Sergio Pérez's außergewöhnliche Leistung beim Großen Preis von Saudi-Arabien, wo er eine historische Poleposition über Max Verstappen gewann, reichte nicht aus, um die Augen des Sportberaters von Red Bull Racing zu überzeugen, der ihn immer noch als zweiten Fahrer des Teams sieht.
Dies ist Helmut Marko, eine der stärksten Persönlichkeiten des Teams auf Medienebene, und der sich dadurch auszeichnet, dass er in seinen Aussagen sehr hart ist, insbesondere wenn es darum geht, die Fahrer zu kritisieren, da in seinen Worten niemand vor dem Direkten gerettet wird.
Diesmal „kratzte“ er Checo Pérez erneut während eines Interviews für eine Sendung auf dem österreichischen Sender Servus TV, wo er deutlich machte, dass der Mexikaner der zweite Fahrer des Teams ist und dass er unter Max Verstappen liegt.
Während eines Vergleichs mit den Ferrari-Fahrern wurden die Aussagen gemacht, da er erwähnte, dass Charles Leclerc „eindeutig“ wie der Haupttreiber der Italiener über Carlos Sainz aussieht, in einer Situation, die so offensichtlich ist wie die, die sie bei Red Bull haben.

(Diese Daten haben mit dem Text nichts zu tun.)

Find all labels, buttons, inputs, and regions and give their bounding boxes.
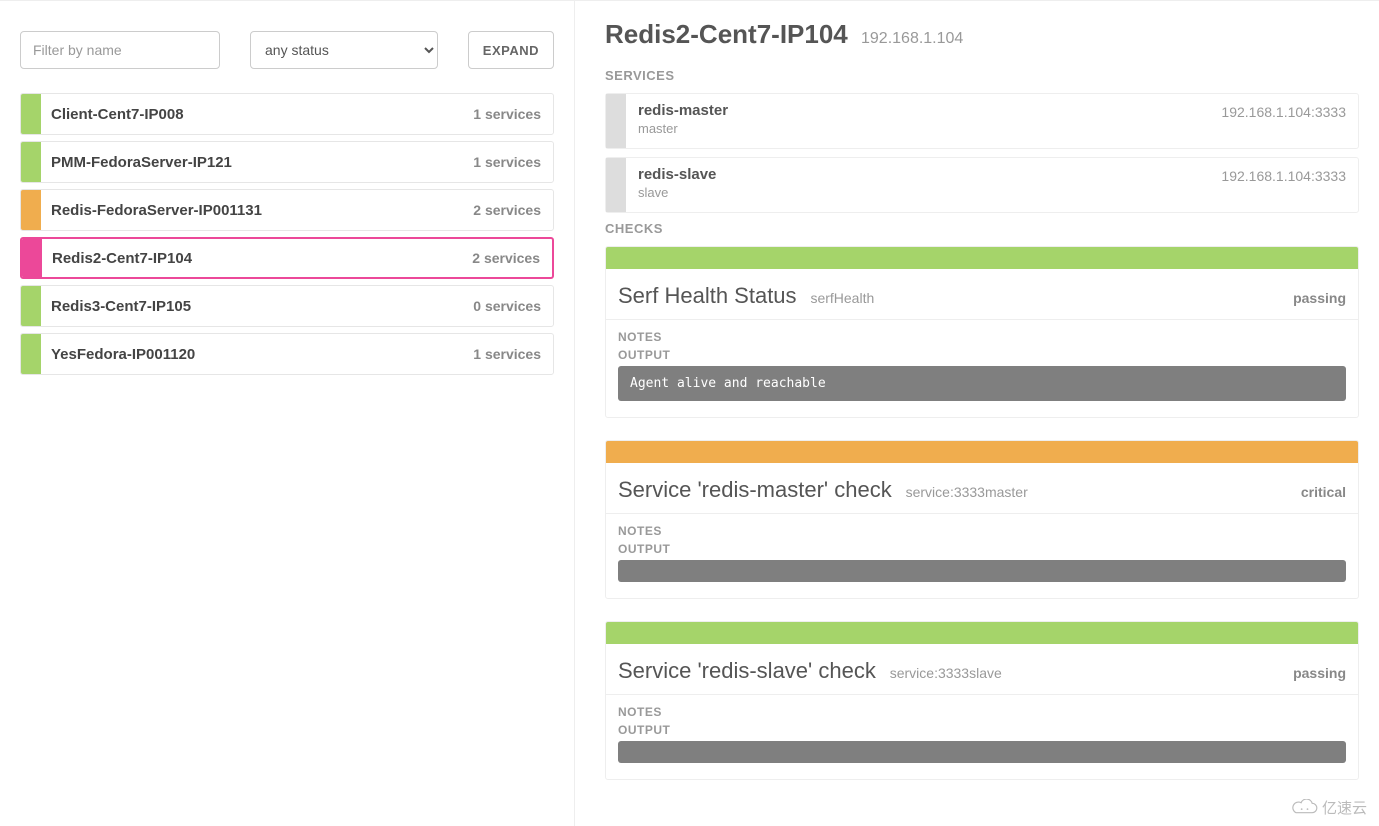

„Leider wird Carlos Sainz nicht das sein, was wir erwartet hatten, als er letztes Jahr Leclerc besiegte. Jetzt ist Leclerc in besserer Verfassung, daher erwarten wir keine Hilfe von Sainz „, sagte Marko in erster Instanz und verurteilte dann mit seinem Hinweis auf Red Bull.
Aufgrund des Multimillionen-Dollar-Vertrags, den Verstappen zu Beginn der Saison angeboten hatte, und weil er der aktuelle Weltmeister ist, wurde davon ausgegangen, dass der Fahrer Nummer eins von Red Bull der 24-jährige Niederländer oberhalb von Checo ist, der gerade sein zweites Jahr in der Österreichische Nationalmannschaft
Unter demselben Tenor verglich er, was im Mercedes-Team passiert, wo er trotz der guten ersten Ergebnisse von George Russell klarstellte, dass er auf keinen Fall zum Niveau des siebenfachen Champions Lewis Hamilton führen wird.
Diese Worte beziehen sich auf ihre Projektion für den Rest der Saison, in der sie hoffen, Zoll für Zoll mit Ferrari zu konkurrieren, mit der Möglichkeit, dass Mercedes irgendwann im Laufe des Jahres aufwacht und sich dem Streit um Siege anschließt.
Helmut Markos indirekter Angriff auf Checo ist nicht der erste, denn in seinem ersten Jahr schlug er ihn auf unterschiedliche Weise an, um Druck auf ihn auszuüben und die bestmöglichen Ergebnisse zu erzielen, bis er schließlich seine Leistung im Energy-Drink-Overall lobte.
Der letzte starke Zusammenstoß mit Perez durch Aussagen kam innerhalb weniger Stunden nach Beginn der Qualifikation für den saudi-arabischen GP, obwohl diese Gelegenheit das Land betraf, aus dem er kam, und die angebliche Ähnlichkeit der Gefahr mit den mutmaßlichen Angriffen in Dschidda.
Da einige Kilometer von der Rennstrecke entfernt ein Drohnenangriff auf ein Aramco-Werk stattfand, das aus der Nähe der Formel 1 ein starkes Feuer verursachte, deutete der Red Bull-Berater an, dass Checo sich keine Sorgen machen sollte, da es sich nicht so sehr von dem unterscheidet, was in Mexiko erlebt wird.
„Max ist etwas entspannter (über den Angriff), Perez hat ein bisschen Angst, aber wenn du in Mexiko-Stadt lebst... Es ist auch nicht weniger gefährlich „, sagte Marko für Sky Sports in einer weiteren seiner mehreren kontroversen Aussagen.